Nonetheless, investors dumped their MLP units in the wake of the March 15 decision, sending the benchmark Alerian MLP Index down 4.6% that day. Much of that antipathy was misplaced, analysts said.
"The selloff impacted the whole midstream sector, though C-corps and MLPs that own fewer interstate pipelines should be less impacted," CreditSights analyst Charles Johnston said. "FERC regulates interstate pipelines, so assets like gathering, processing, fractionation and export terminals shouldn't be impacted the by FERC ruling."
"Names without interstate pipeline exposure and limited FERC regulated tariffs should not be materially impacted," B. Riley FBR Inc. analyst Benjamin Salisbury said.
The gathering and processing operations of most shale midstream MLPs with producer sponsors — EQT Midstream Partners LP, CNX Midstream Partners LP, Antero Midstream Partners LP and Anadarko's Western Gas Partners LP, for example — are not under FERC jurisdiction because they do not transport gas interstate. Commonly, they gather gas from producers' wells, process it to remove gas liquids if required, and deliver it to giant interstate pipelines such as Transcontinental Gas Pipe Line Co. LLC.
EQT Midstream said March 16 that it did not expect a material impact from the ruling. More than half of its revenue comes from gathering, and 89% of its service is provided under negotiated rates. The partnership's Mountain Valley Pipeline LLC pipeline project, which will ship shale gas from West Virginia to Virginia, has all of its 2 Bcf/d capacity booked under negotiated rates. These pipeline service rates are hammered out in agreements between a pipeline and a shipper under FERC supervision.

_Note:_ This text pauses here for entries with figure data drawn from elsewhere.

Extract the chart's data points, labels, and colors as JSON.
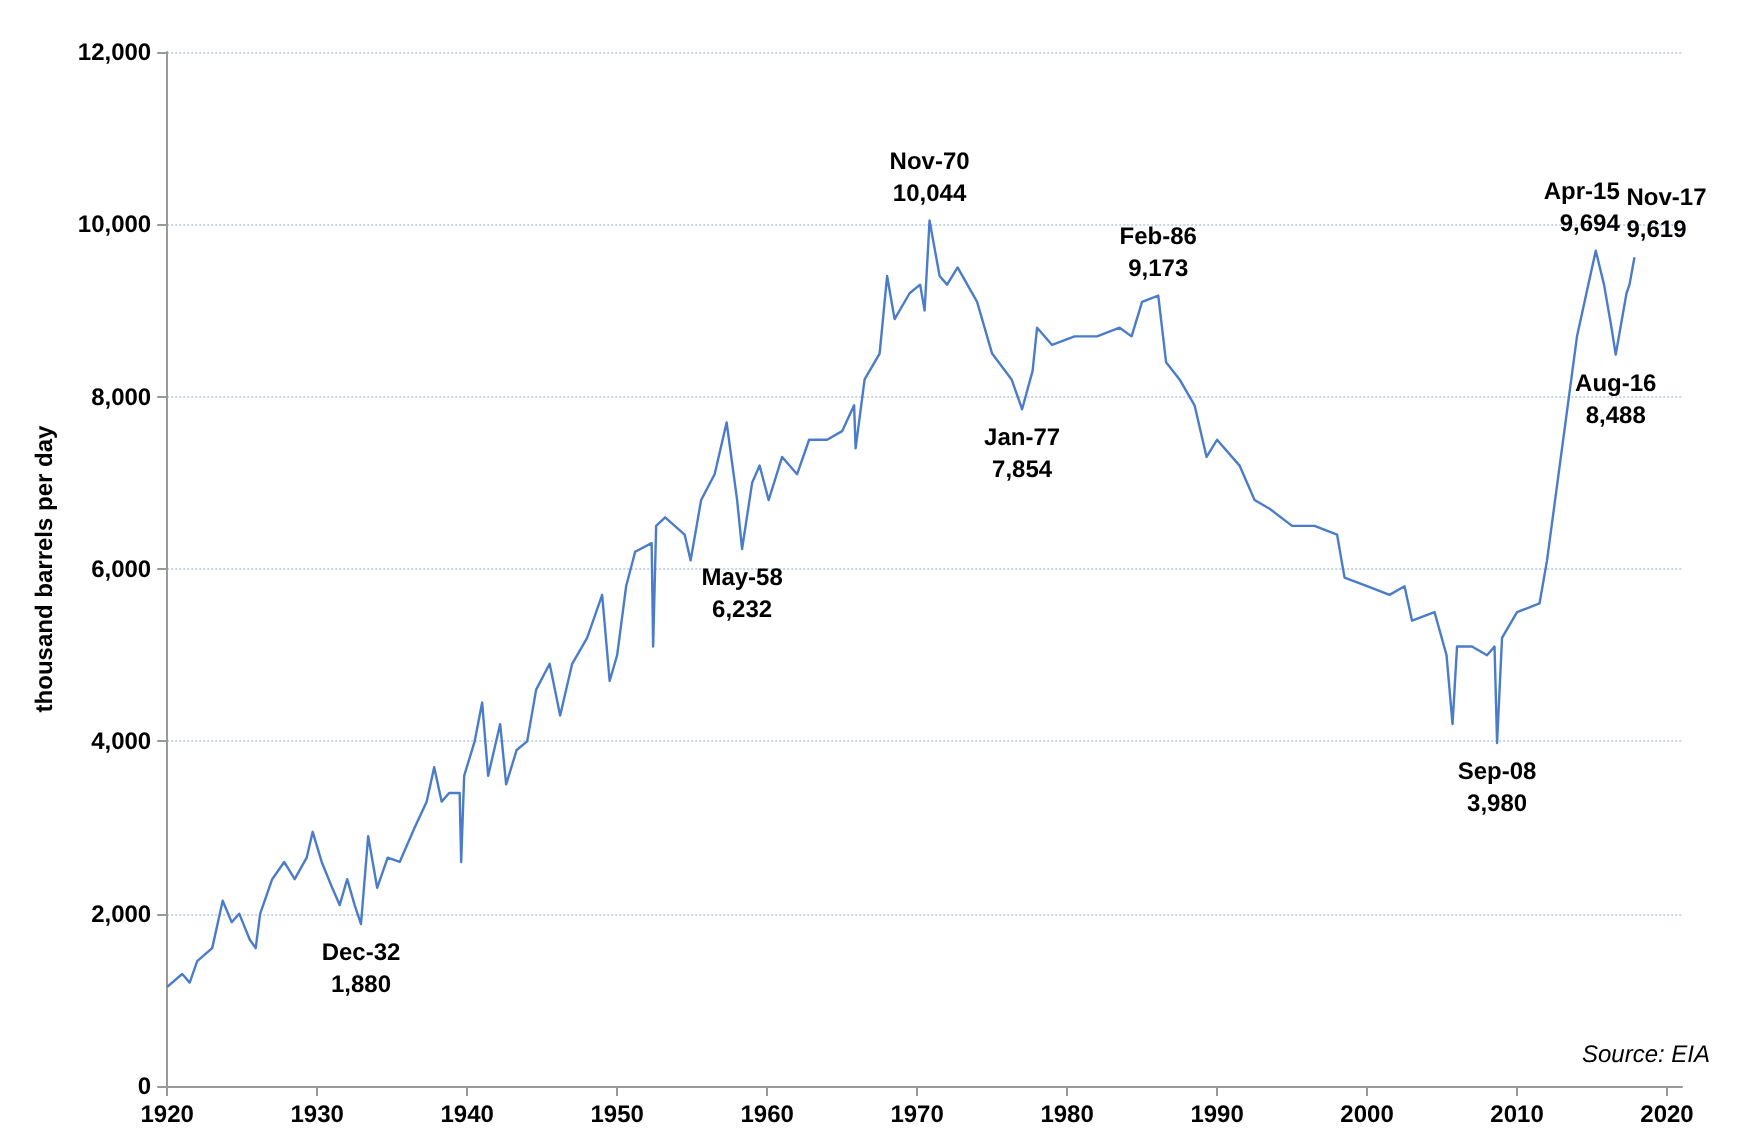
{
  "chart_data": {
    "type": "line",
    "ylabel": "thousand barrels per day",
    "series": [
      {
        "color": "#4a7cc9",
        "x": [
          1920,
          1921,
          1921.5,
          1922,
          1923,
          1923.7,
          1924.3,
          1924.8,
          1925.5,
          1925.9,
          1926.2,
          1927,
          1927.8,
          1928.5,
          1929.3,
          1929.7,
          1930.3,
          1931,
          1931.5,
          1932,
          1932.5,
          1932.92,
          1933.4,
          1934,
          1934.7,
          1935.5,
          1936.5,
          1937.3,
          1937.8,
          1938.3,
          1938.8,
          1939.5,
          1939.6,
          1939.8,
          1940.5,
          1941,
          1941.4,
          1942.2,
          1942.6,
          1943.3,
          1944,
          1944.6,
          1945.5,
          1946.2,
          1947,
          1948,
          1949,
          1949.5,
          1950,
          1950.6,
          1951.2,
          1952.3,
          1952.4,
          1952.6,
          1953.2,
          1954.5,
          1954.9,
          1955.6,
          1956.5,
          1957.3,
          1958,
          1958.33,
          1959,
          1959.5,
          1960.1,
          1961,
          1962,
          1962.8,
          1964,
          1965,
          1965.8,
          1965.9,
          1966.5,
          1967.5,
          1968,
          1968.5,
          1969.5,
          1970.2,
          1970.5,
          1970.83,
          1971.5,
          1972,
          1972.7,
          1974,
          1975,
          1976.3,
          1977,
          1977.7,
          1978,
          1979,
          1980.5,
          1982,
          1983.5,
          1984.3,
          1985,
          1986.08,
          1986.6,
          1987.5,
          1988.5,
          1989.3,
          1990,
          1991.5,
          1992.5,
          1993.5,
          1995,
          1996.5,
          1998,
          1998.5,
          2000,
          2001.5,
          2002.5,
          2003,
          2004.5,
          2005.3,
          2005.7,
          2006,
          2007,
          2008,
          2008.5,
          2008.67,
          2009,
          2010,
          2011.5,
          2012,
          2013,
          2014,
          2015.25,
          2015.8,
          2016.3,
          2016.58,
          2017.3,
          2017.5,
          2017.83
        ],
        "values": [
          1150,
          1300,
          1200,
          1450,
          1600,
          2150,
          1900,
          2000,
          1700,
          1600,
          2000,
          2400,
          2600,
          2400,
          2650,
          2950,
          2600,
          2300,
          2100,
          2400,
          2100,
          1880,
          2900,
          2300,
          2650,
          2600,
          3000,
          3300,
          3700,
          3300,
          3400,
          3400,
          2600,
          3600,
          4000,
          4450,
          3600,
          4200,
          3500,
          3900,
          4000,
          4600,
          4900,
          4300,
          4900,
          5200,
          5700,
          4700,
          5000,
          5800,
          6200,
          6300,
          5100,
          6500,
          6600,
          6400,
          6100,
          6800,
          7100,
          7700,
          6800,
          6232,
          7000,
          7200,
          6800,
          7300,
          7100,
          7500,
          7500,
          7600,
          7900,
          7400,
          8200,
          8500,
          9400,
          8900,
          9200,
          9300,
          9000,
          10044,
          9400,
          9300,
          9500,
          9100,
          8500,
          8200,
          7854,
          8300,
          8800,
          8600,
          8700,
          8700,
          8800,
          8700,
          9100,
          9173,
          8400,
          8200,
          7900,
          7300,
          7500,
          7200,
          6800,
          6700,
          6500,
          6500,
          6400,
          5900,
          5800,
          5700,
          5800,
          5400,
          5500,
          5000,
          4200,
          5100,
          5100,
          5000,
          5100,
          3980,
          5200,
          5500,
          5600,
          6100,
          7400,
          8700,
          9694,
          9300,
          8800,
          8488,
          9200,
          9300,
          9619
        ]
      }
    ],
    "xlim": [
      1920,
      2021
    ],
    "xticks": [
      1920,
      1930,
      1940,
      1950,
      1960,
      1970,
      1980,
      1990,
      2000,
      2010,
      2020
    ],
    "ylim": [
      0,
      12000
    ],
    "yticks": [
      {
        "value": 0,
        "label": "0"
      },
      {
        "value": 2000,
        "label": "2,000"
      },
      {
        "value": 4000,
        "label": "4,000"
      },
      {
        "value": 6000,
        "label": "6,000"
      },
      {
        "value": 8000,
        "label": "8,000"
      },
      {
        "value": 10000,
        "label": "10,000"
      },
      {
        "value": 12000,
        "label": "12,000"
      }
    ],
    "grid": "y",
    "marker": "none",
    "line_style": "solid",
    "annotations": [
      {
        "text": "Dec-32\n1,880",
        "x": 1932.92,
        "y": 1880
      },
      {
        "text": "May-58\n6,232",
        "x": 1958.33,
        "y": 6232
      },
      {
        "text": "Nov-70\n10,044",
        "x": 1970.83,
        "y": 10044
      },
      {
        "text": "Jan-77\n7,854",
        "x": 1977,
        "y": 7854
      },
      {
        "text": "Feb-86\n9,173",
        "x": 1986.08,
        "y": 9173
      },
      {
        "text": "Sep-08\n3,980",
        "x": 2008.67,
        "y": 3980
      },
      {
        "text": "Apr-15\n9,694",
        "x": 2015.25,
        "y": 9694
      },
      {
        "text": "Aug-16\n8,488",
        "x": 2016.58,
        "y": 8488
      },
      {
        "text": "Nov-17\n9,619",
        "x": 2017.83,
        "y": 9619
      },
      "Source: EIA"
    ]
  }
}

Williams Cos. Inc.'s Williams Partners LP, which operates the Transco system and which will be subject to the new FERC tax ruling, was not worried about the change. "Given the relatively small percentage of our revenues that are affected by this ruling, we don't expect this ruling to impact our previous guidance for [Williams] and [Williams Partners] cash dividends and distributions and related growth rates," CEO Alan Armstrong said in a March 16 statement. "Additionally, as we've often discussed, we are well-positioned to execute on corporate structure changes, which would restore the income tax allowance to the pipeline's cost of service rates."